茨城県南部に位置するつくばみらい市は、つくばエクスプレス(TX)の開業以降、首都圏へのアクセス向上に伴い人口が増加し、住みやすい都市として発展を続けています。豊かな田園風景と新興住宅地が調和する地域で、子育て世帯を中心に多くの新しい住民が流入しています。また、市内には歴史的な寺社や文化財が点在し、地域の伝統と新しい街づくりが共存していることも特徴です。市では、行政サービスのデジタル化や移住・定住促進に取り組み、市民が安心して暮らせる環境づくりを推進しています。
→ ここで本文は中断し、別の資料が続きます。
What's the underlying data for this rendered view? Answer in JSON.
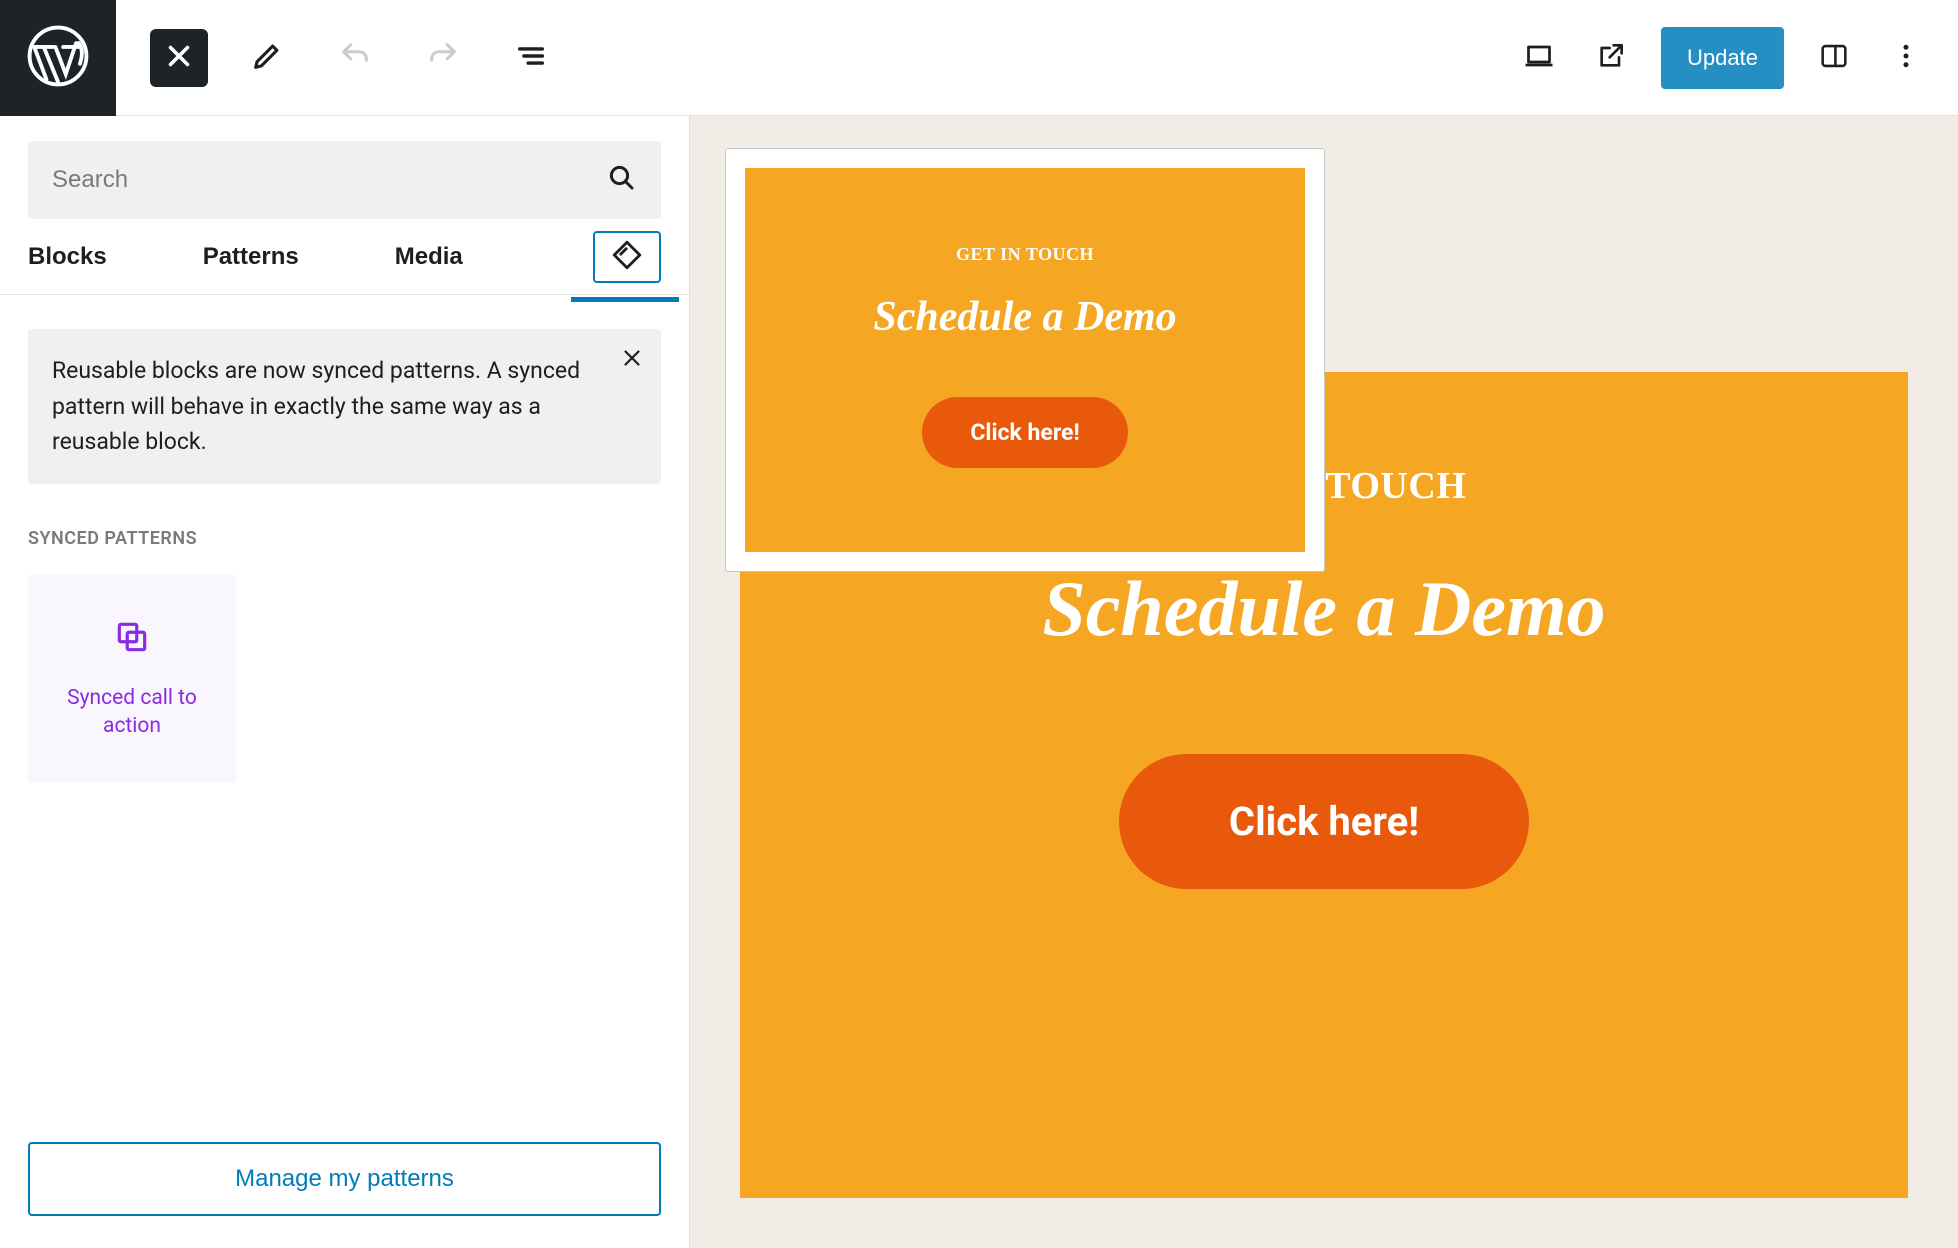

特に近年は、LINEを活用した情報発信やオンライン手続きを整備し、利便性の高い行政サービスの提供に力を入れています。
LINE 公的個人認証サービス(JPKI)を採用した理由を教えてください
つくばみらい市では、物価高騰による家計負担を軽減するため、19歳から64歳の市民を対象にデジタルギフト(2,500円分)を支給する「デジタルライフ応援事業」を開始しました。本事業では郵送通知による「デジタルギフトID」の配布を行う一方で、申請手続きはできる限り簡便化し、市民の負担を最小限にする必要がありました。
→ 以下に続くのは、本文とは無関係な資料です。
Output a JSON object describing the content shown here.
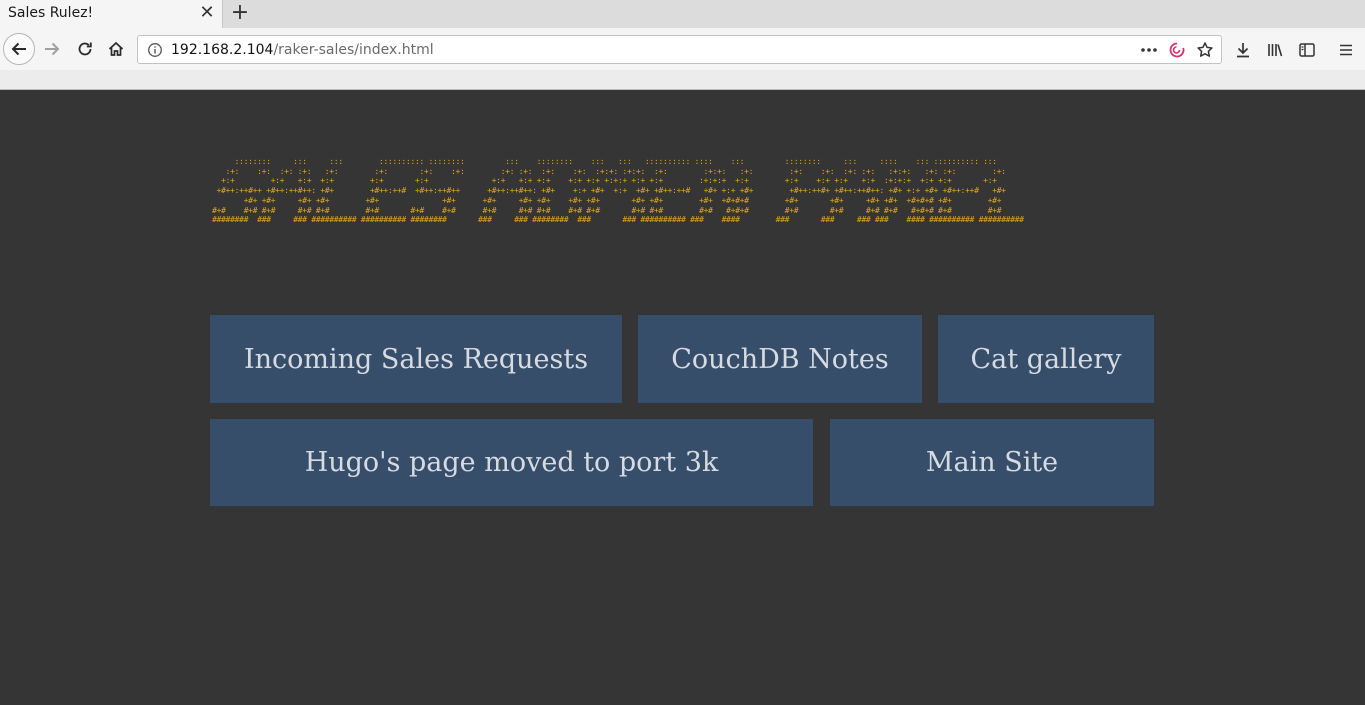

その解決策として採用したのが、LINE 公的個人認証サービス(JPKI)です。普段使い慣れたLINE上で本人確認を完結でき、別アプリのインストールも不要である点が大きな決め手となりました。また、本人確認の自動化により、住民の利便性向上と職員の事務負担軽減を両立できると判断し、LINEを活用したワンストップ申請の実現に踏み切りました。

導入までの経緯と運用の工夫を教えてください
導入検討においては、まず庁内で「申請の簡略化」「本人確認の確実性」「業務効率化」という3つの目標を共有しました。既存のLINE公式アカウントを活用することで、市民が新たな操作を覚える必要がなく、スムーズにオンライン申請へ移行できる点も重要なポイントでした。
システム構築では、先行自治体の導入実績をもつベンダーと連携し、つくばみらい市の事務フローに合わせた迅速なカスタマイズを実現しました。構築期間は短期間でありながら、市民向け案内、LINEからの画面遷移、JPKI認証フロー、ギフトURL送付まで一連の動線が分かりやすくなるよう調整を重ねました。
さらに、スマホ操作に不慣れな方に向けて、庁舎に「サポート窓口」を設置。窓口・Web申請・LINEからの申請の3つの手段を用意するなど、多様な市民が取り残されない運用体制を整備しました。
ご利用いただいた住民の反応を教えてください
住民からは、「LINEで簡単に申請できた」「仕事の合間にスマホで手続きできて便利」「市役所に行く必要がなくなり助かった」といった声が多く寄せられました。

特に、若年層からの評価が高く、これまで40代が中心だった友だち層が拡大し、事業開始前(約4,000人)から開始直後(約9,300人)へと増加、12月16日現在では約21,400人へと約5.3倍の増加を記録しました。

また、「手続き後すぐに申込完了通知が届いた」「メールで届くギフトも管理しやすい」など、デジタル施策としてのユーザビリティが高く評価されています。
職員の反応を教えてください
職員からは「本人確認の負担が大幅に減った」「紙申請のような書類不備対応がほとんどない」「進捗管理がしやすくなった」といった声が上がりました。

特に、JPKIによる本人確認の自動化は効果が大きく、64%の申請者がJPKIを活用したことで、目視による確認作業が大幅に削減されました。また、申請方法を複数用意したことで窓口対応が分散し、混雑緩和にもつながりました。
事務処理が効率化された結果、職員が他の業務に充てられる時間が増え、市としての行政サービス全体の質向上にも寄与しています。

今後の展望・提言
つくばみらい市では、今回の取り組みによってLINEとJPKIを組み合わせた「ワンストップ申請」が市民にとって高い利便性を提供できることが確認できました。今後は、給付金事務だけでなく、日常的な行政手続きにも同様の仕組みを展開し、「行かなくても済む窓口」「書かなくても済む申請」の実現を目指していきます。
また、他の自治体へのアドバイスとしては、まずは市民が恩恵を実感しやすい分野からデジタル化に着手し、成功体験を積み重ねることが重要だと考えています。LINEを活用したデジタル施策は、住民サービスの向上だけでなく、自治体全体のDXを推進する基盤づくりにもつながります。